Film review: Me, Earl and the Dying Girl
Cert 12A | ★★★★☆
Cancer weepies have a long lineage, from Love Story to last year’s The Fault in Our Stars. But rarely does a film try to marry leukaemia and laughs like Me and Earl and the Dying Girl, whose very title teases with its brazen tactlessness. That it succeeds is down to a cast that doesn’t put a foot wrong, a script that doesn’t land a word out of place, and a sensitive narrative that deftly ties the tragedy of the illness into traditional teen flick themes of angst and social awkwardness.
Greg (Thomas Mann) is a gauche, self-doubting high school pupil who spends his time watching arthouse movies and filming parodic versions of them with Earl, his only friend. When Rachel (Olivia Cooke), a schoolmate Greg barely knows, is diagnosed with leukaemia, his mother forces him to hang out with her. The two strike up a friendship that shades into platonic love, as they bond over their different kinds of isolation. But these are teenagers, and so the big emotions are left unspoken; instead, they’re hinted at in Greg’s spiralling depression, which mirrors Rachel’s own physical decline.

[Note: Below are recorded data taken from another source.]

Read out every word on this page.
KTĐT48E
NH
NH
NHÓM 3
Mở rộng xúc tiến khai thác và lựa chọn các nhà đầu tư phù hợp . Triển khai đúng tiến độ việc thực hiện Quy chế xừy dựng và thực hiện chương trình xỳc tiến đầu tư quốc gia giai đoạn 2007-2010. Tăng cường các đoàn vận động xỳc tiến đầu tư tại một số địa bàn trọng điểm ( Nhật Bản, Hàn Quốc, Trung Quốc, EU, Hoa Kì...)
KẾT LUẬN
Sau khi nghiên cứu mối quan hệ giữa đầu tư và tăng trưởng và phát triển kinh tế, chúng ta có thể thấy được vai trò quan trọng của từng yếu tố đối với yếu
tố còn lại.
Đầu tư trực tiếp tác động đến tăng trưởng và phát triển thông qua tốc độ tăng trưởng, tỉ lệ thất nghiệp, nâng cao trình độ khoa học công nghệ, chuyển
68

Somehow, amid all this, there’s room left for jokes. The film parodies are a goldmine (choice title: “Rosemary’s Baby Carrots”), and the subtle visual gags would make Wes Anderson proud. It’s partly thanks to top-notch performances by Mann and Cooke that the humour feels of a piece with their characters. But it helps that, where so many American indie flicks would overdo it on the kooky characters and wink-wink one-liners, this one knows when to hold back. Like Greg himself, Me and Earl is gentle, self-effacing and a good deal smarter than it lets on.